I hate you, Lynch, you know that, don’t you?
Yes. Yes, I do.
Those may be the rules for a graphic arts department, but they aren’t the rules for a philosophy department! http://en.wikipedia.org/wiki/Bruces_sketch
Actually, getting philosophers to do paperwork is nearly impossible. But stopping them from working on their own is impossible.
This vile rule has caused me to waste untold hours of my time in the offices of all sorts of bureaucrats. It is the principle reason why American health insurance has so far been utterly worthless to me. It’s ruined several otherwise good jobs for me. It’s a way of stealing time from other people. It’s evil, it’s disgusting, and every moral person hates it.
I hope you aren’t saying that one shouldn’t let staff do their work unimpeded…

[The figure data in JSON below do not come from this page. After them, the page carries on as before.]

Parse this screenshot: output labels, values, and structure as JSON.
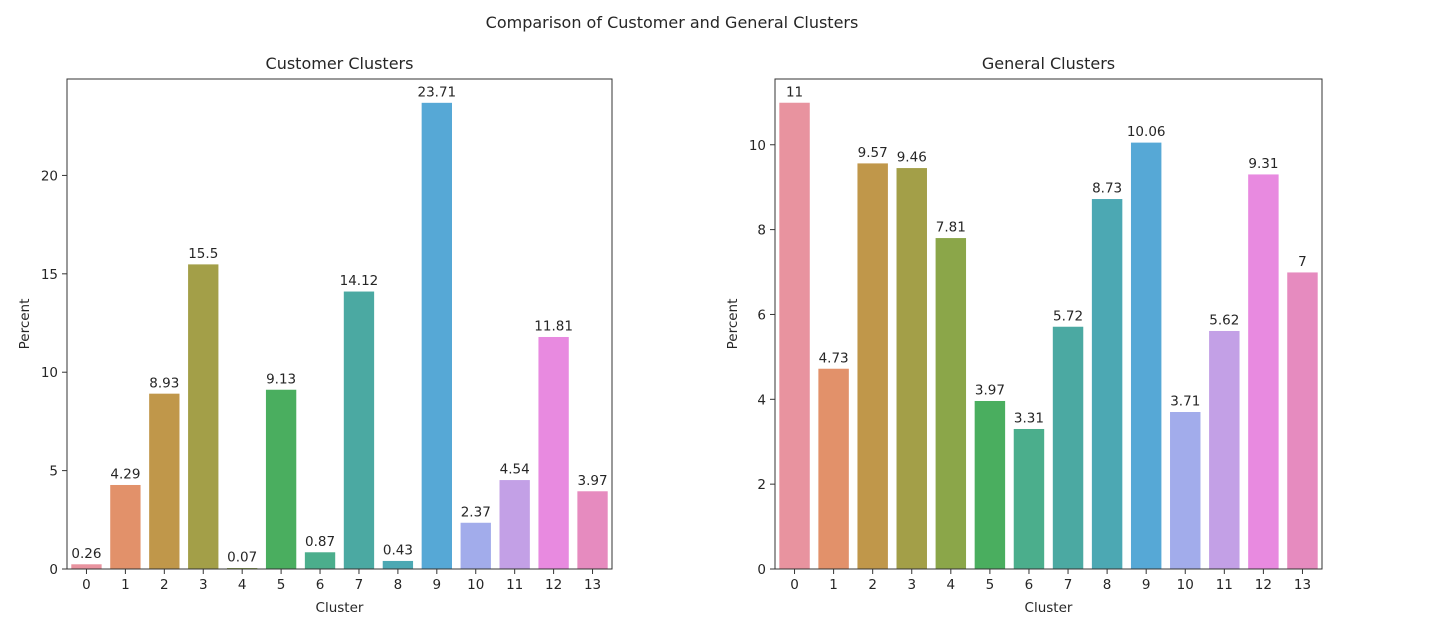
{
  "figure_title": "Comparison of Customer and General Clusters",
  "chart_data": [
    {
      "type": "bar",
      "title": "Customer Clusters",
      "xlabel": "Cluster",
      "ylabel": "Percent",
      "categories": [
        "0",
        "1",
        "2",
        "3",
        "4",
        "5",
        "6",
        "7",
        "8",
        "9",
        "10",
        "11",
        "12",
        "13"
      ],
      "values": [
        0.26,
        4.29,
        8.93,
        15.5,
        0.07,
        9.13,
        0.87,
        14.12,
        0.43,
        23.71,
        2.37,
        4.54,
        11.81,
        3.97
      ],
      "ylim": [
        0,
        24.9
      ],
      "yticks": [
        0,
        5,
        10,
        15,
        20
      ],
      "grid": false,
      "data_labels": true
    },
    {
      "type": "bar",
      "title": "General Clusters",
      "xlabel": "Cluster",
      "ylabel": "Percent",
      "categories": [
        "0",
        "1",
        "2",
        "3",
        "4",
        "5",
        "6",
        "7",
        "8",
        "9",
        "10",
        "11",
        "12",
        "13"
      ],
      "values": [
        11,
        4.73,
        9.57,
        9.46,
        7.81,
        3.97,
        3.31,
        5.72,
        8.73,
        10.06,
        3.71,
        5.62,
        9.31,
        7
      ],
      "ylim": [
        0,
        11.55
      ],
      "yticks": [
        0,
        2,
        4,
        6,
        8,
        10
      ],
      "grid": false,
      "data_labels": true
    }
  ],
  "colors": [
    "#e8939f",
    "#e2916a",
    "#c0974a",
    "#a39f48",
    "#8ba649",
    "#4aae5f",
    "#4bae8c",
    "#4ba9a2",
    "#4ca8b3",
    "#56a8d6",
    "#a2aceb",
    "#c3a0e6",
    "#e88ae0",
    "#e68bbf"
  ]
}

So does Rule 1 mean that I shouldn’t grade exams until students show up at my office hours?
Subject to Rule 3, sure
My apologies – I quoted the wrong piece of text. I intended:
This vile rule has caused me to waste untold hours of my time in the offices of all sorts of bureaucrats. It is the principle reason why American health insurance has so far been utterly worthless to me. It’s ruined several otherwise good jobs for me. It’s a way of stealing time from other people. It’s evil, it’s disgusting, and every moral person hates it.
I grew up in the theatre and grew use to some bad working practises that I carry into study. i.e I have a tendancy not to switch off, I am use to constantly pouring over, memorizing texts at every spare moment as time is short. No excuses for not doing the work in the theatre; the deadline is final.

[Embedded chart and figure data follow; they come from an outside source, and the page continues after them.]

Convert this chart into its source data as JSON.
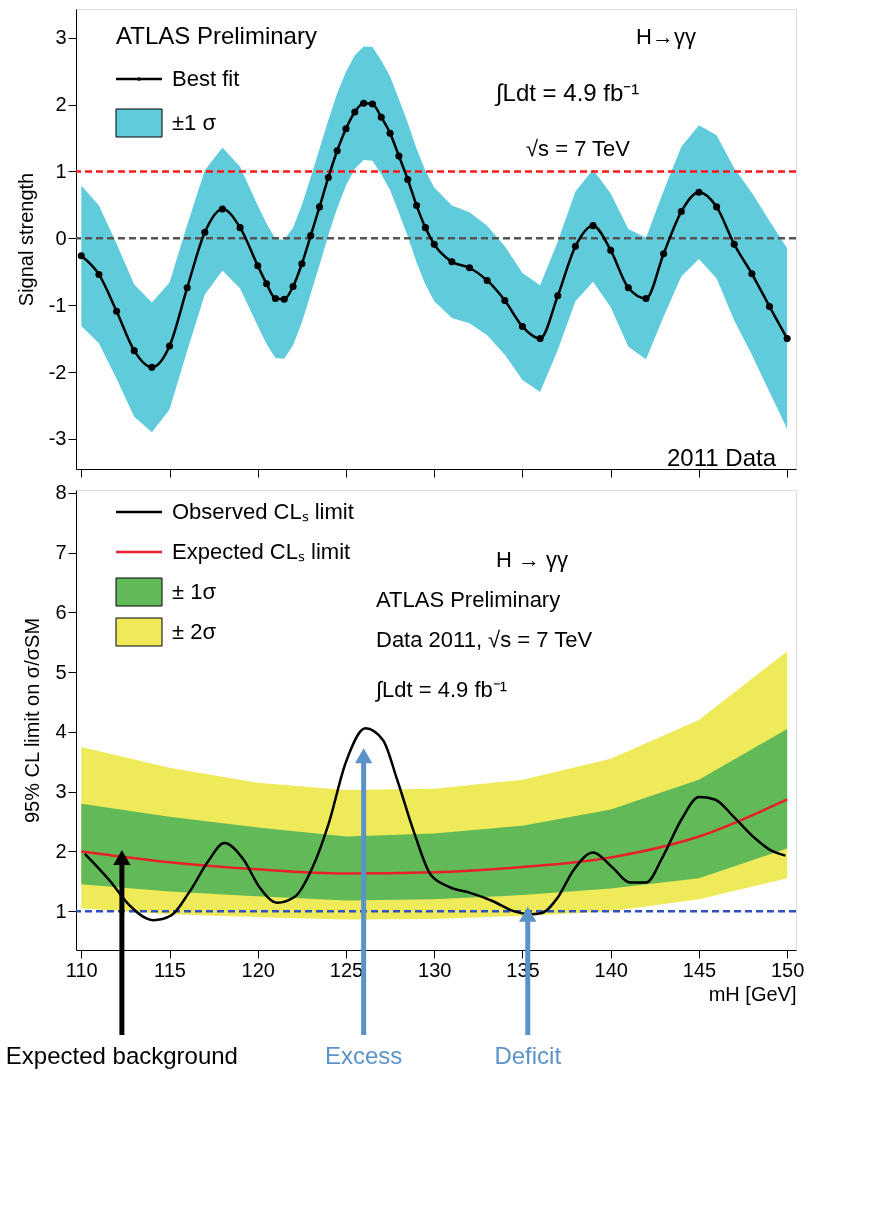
{
  "chart_data": [
    {
      "type": "line",
      "ylabel": "Signal strength",
      "xlim": [
        109.7,
        150.5
      ],
      "ylim": [
        -3.45,
        3.43
      ],
      "xticks": [
        110,
        115,
        120,
        125,
        130,
        135,
        140,
        145,
        150
      ],
      "yticks": [
        -3,
        -2,
        -1,
        0,
        1,
        2,
        3
      ],
      "tick_labels": "y",
      "legend": "top left",
      "line_style": "solid",
      "x": [
        110,
        111,
        112,
        113,
        114,
        115,
        116,
        117,
        118,
        119,
        120,
        120.5,
        121,
        121.5,
        122,
        122.5,
        123,
        123.5,
        124,
        124.5,
        125,
        125.5,
        126,
        126.5,
        127,
        127.5,
        128,
        128.5,
        129,
        129.5,
        130,
        131,
        132,
        133,
        134,
        135,
        136,
        137,
        138,
        139,
        140,
        141,
        142,
        143,
        144,
        145,
        146,
        147,
        148,
        149,
        150
      ],
      "series": [
        {
          "name": "Best fit",
          "type": "line",
          "color": "#000000",
          "marker": "circle",
          "values": [
            -0.26,
            -0.54,
            -1.09,
            -1.68,
            -1.93,
            -1.61,
            -0.74,
            0.09,
            0.44,
            0.16,
            -0.41,
            -0.68,
            -0.9,
            -0.91,
            -0.72,
            -0.38,
            0.04,
            0.47,
            0.91,
            1.31,
            1.64,
            1.89,
            2.02,
            2.01,
            1.81,
            1.57,
            1.23,
            0.88,
            0.49,
            0.16,
            -0.09,
            -0.35,
            -0.44,
            -0.63,
            -0.93,
            -1.32,
            -1.5,
            -0.86,
            -0.12,
            0.19,
            -0.18,
            -0.74,
            -0.9,
            -0.23,
            0.4,
            0.69,
            0.47,
            -0.09,
            -0.53,
            -1.02,
            -1.5
          ]
        },
        {
          "name": "±1 σ",
          "type": "line",
          "color": "#5fcbdb",
          "values": [
            null,
            null,
            null,
            null,
            null,
            null,
            null,
            null,
            null,
            null,
            null,
            null,
            null,
            null,
            null,
            null,
            null,
            null,
            null,
            null,
            null,
            null,
            null,
            null,
            null,
            null,
            null,
            null,
            null,
            null,
            null,
            null,
            null,
            null,
            null,
            null,
            null,
            null,
            null,
            null,
            null,
            null,
            null,
            null,
            null,
            null,
            null,
            null,
            null,
            null,
            null
          ],
          "upper": [
            0.79,
            0.49,
            -0.08,
            -0.69,
            -0.96,
            -0.66,
            0.2,
            1.02,
            1.36,
            1.07,
            0.49,
            0.22,
            -0.01,
            -0.02,
            0.16,
            0.5,
            0.91,
            1.34,
            1.77,
            2.17,
            2.49,
            2.74,
            2.87,
            2.86,
            2.66,
            2.42,
            2.08,
            1.73,
            1.34,
            1.01,
            0.76,
            0.49,
            0.39,
            0.19,
            -0.12,
            -0.52,
            -0.7,
            -0.05,
            0.7,
            1.03,
            0.67,
            0.14,
            0.01,
            0.71,
            1.37,
            1.69,
            1.54,
            1.05,
            0.68,
            0.26,
            -0.15
          ],
          "lower": [
            -1.31,
            -1.57,
            -2.1,
            -2.67,
            -2.9,
            -2.56,
            -1.68,
            -0.84,
            -0.48,
            -0.75,
            -1.31,
            -1.58,
            -1.79,
            -1.8,
            -1.6,
            -1.26,
            -0.83,
            -0.4,
            0.05,
            0.45,
            0.79,
            1.04,
            1.17,
            1.16,
            0.96,
            0.72,
            0.38,
            0.03,
            -0.36,
            -0.69,
            -0.94,
            -1.19,
            -1.27,
            -1.45,
            -1.74,
            -2.12,
            -2.3,
            -1.67,
            -0.94,
            -0.65,
            -1.03,
            -1.62,
            -1.81,
            -1.17,
            -0.57,
            -0.31,
            -0.6,
            -1.23,
            -1.74,
            -2.3,
            -2.85
          ]
        }
      ],
      "ref_lines": [
        {
          "axis": "y",
          "value": 1,
          "color": "#ff1a1a",
          "line_style": "dashed"
        },
        {
          "axis": "y",
          "value": 0,
          "color": "#555555",
          "line_style": "dashed"
        }
      ],
      "annotations": [
        "ATLAS Preliminary",
        "H→γγ",
        "∫Ldt = 4.9 fb⁻¹",
        "√s = 7 TeV",
        "2011 Data"
      ]
    },
    {
      "type": "line",
      "xlabel": "mH [GeV]",
      "ylabel": "95% CL limit on σ/σSM",
      "xlim": [
        109.7,
        150.5
      ],
      "ylim": [
        0.35,
        8.05
      ],
      "xticks": [
        110,
        115,
        120,
        125,
        130,
        135,
        140,
        145,
        150
      ],
      "yticks": [
        1,
        2,
        3,
        4,
        5,
        6,
        7,
        8
      ],
      "legend": "top left",
      "line_style": "solid",
      "series": [
        {
          "name": "Observed CLₛ limit",
          "type": "line",
          "color": "#000000",
          "x": [
            110.2,
            111.7,
            112.6,
            114.1,
            115.1,
            116.1,
            117.2,
            118.1,
            119.2,
            120.1,
            121.1,
            122.1,
            123.1,
            124.0,
            125.0,
            126.1,
            127.1,
            127.9,
            128.9,
            129.8,
            130.9,
            132.0,
            133.3,
            134.5,
            135.4,
            136.1,
            137.0,
            137.9,
            139.0,
            140.1,
            141.1,
            142.0,
            143.0,
            144.0,
            145.0,
            145.9,
            147.0,
            148.1,
            149.0,
            149.9
          ],
          "values": [
            1.96,
            1.48,
            1.14,
            0.85,
            0.93,
            1.31,
            1.84,
            2.14,
            1.86,
            1.4,
            1.14,
            1.24,
            1.73,
            2.45,
            3.5,
            4.06,
            3.86,
            3.2,
            2.28,
            1.61,
            1.4,
            1.31,
            1.17,
            1.0,
            0.95,
            0.97,
            1.23,
            1.69,
            1.98,
            1.73,
            1.48,
            1.48,
            1.94,
            2.53,
            2.91,
            2.87,
            2.57,
            2.24,
            2.03,
            1.93
          ]
        },
        {
          "name": "Expected CLₛ limit",
          "type": "line",
          "color": "#e8202a",
          "x": [
            110,
            115,
            120,
            125,
            130,
            135,
            140,
            145,
            150
          ],
          "values": [
            2.0,
            1.82,
            1.7,
            1.63,
            1.65,
            1.74,
            1.9,
            2.25,
            2.87
          ]
        },
        {
          "name": "± 1σ",
          "type": "line",
          "color": "#62b957",
          "x": [
            110,
            115,
            120,
            125,
            130,
            135,
            140,
            145,
            150
          ],
          "values": [
            null,
            null,
            null,
            null,
            null,
            null,
            null,
            null,
            null
          ],
          "upper": [
            2.8,
            2.58,
            2.4,
            2.25,
            2.3,
            2.43,
            2.7,
            3.2,
            4.05
          ],
          "lower": [
            1.45,
            1.33,
            1.25,
            1.18,
            1.2,
            1.27,
            1.38,
            1.55,
            2.05
          ]
        },
        {
          "name": "± 2σ",
          "type": "line",
          "color": "#eeea5a",
          "x": [
            110,
            115,
            120,
            125,
            130,
            135,
            140,
            145,
            150
          ],
          "values": [
            null,
            null,
            null,
            null,
            null,
            null,
            null,
            null,
            null
          ],
          "upper": [
            3.75,
            3.4,
            3.15,
            3.03,
            3.05,
            3.2,
            3.55,
            4.2,
            5.35
          ],
          "lower": [
            1.05,
            0.95,
            0.9,
            0.86,
            0.87,
            0.92,
            1.0,
            1.2,
            1.55
          ]
        }
      ],
      "ref_lines": [
        {
          "axis": "y",
          "value": 1,
          "color": "#3050c0",
          "line_style": "dashed"
        }
      ],
      "annotations": [
        "H → γγ",
        "ATLAS Preliminary",
        "Data 2011, √s = 7 TeV",
        "∫Ldt = 4.9 fb⁻¹",
        {
          "text": "Expected background",
          "x": 112.3,
          "y": 1.9
        },
        {
          "text": "Excess",
          "x": 126,
          "y": 3.6
        },
        {
          "text": "Deficit",
          "x": 135.3,
          "y": 0.95
        }
      ]
    }
  ]
}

I constantly get lost in thought and find myself walking into lamp-posts on the odd occasion.
Family life seems to temper these bad habits but I am just to use to working in such a manner to throw it off entirely.
I have never worked in an office. My best work seems to occur when I am totaly wrapped up in it and moments away from the lamp-post and an abrupt and rude return to the planet.
Philosophers, in particular, tend to think that corporations are somehow rational agents.
Corporations have neither bodies to be punished, nor souls to be condemned; they therefore do as they like.
I had full time funding to do a ph.d. and I didn’t get a thesis written …
Perhaps I shoulda had a family, but I think it’d be cruel to get one just to get rid of it once I was done.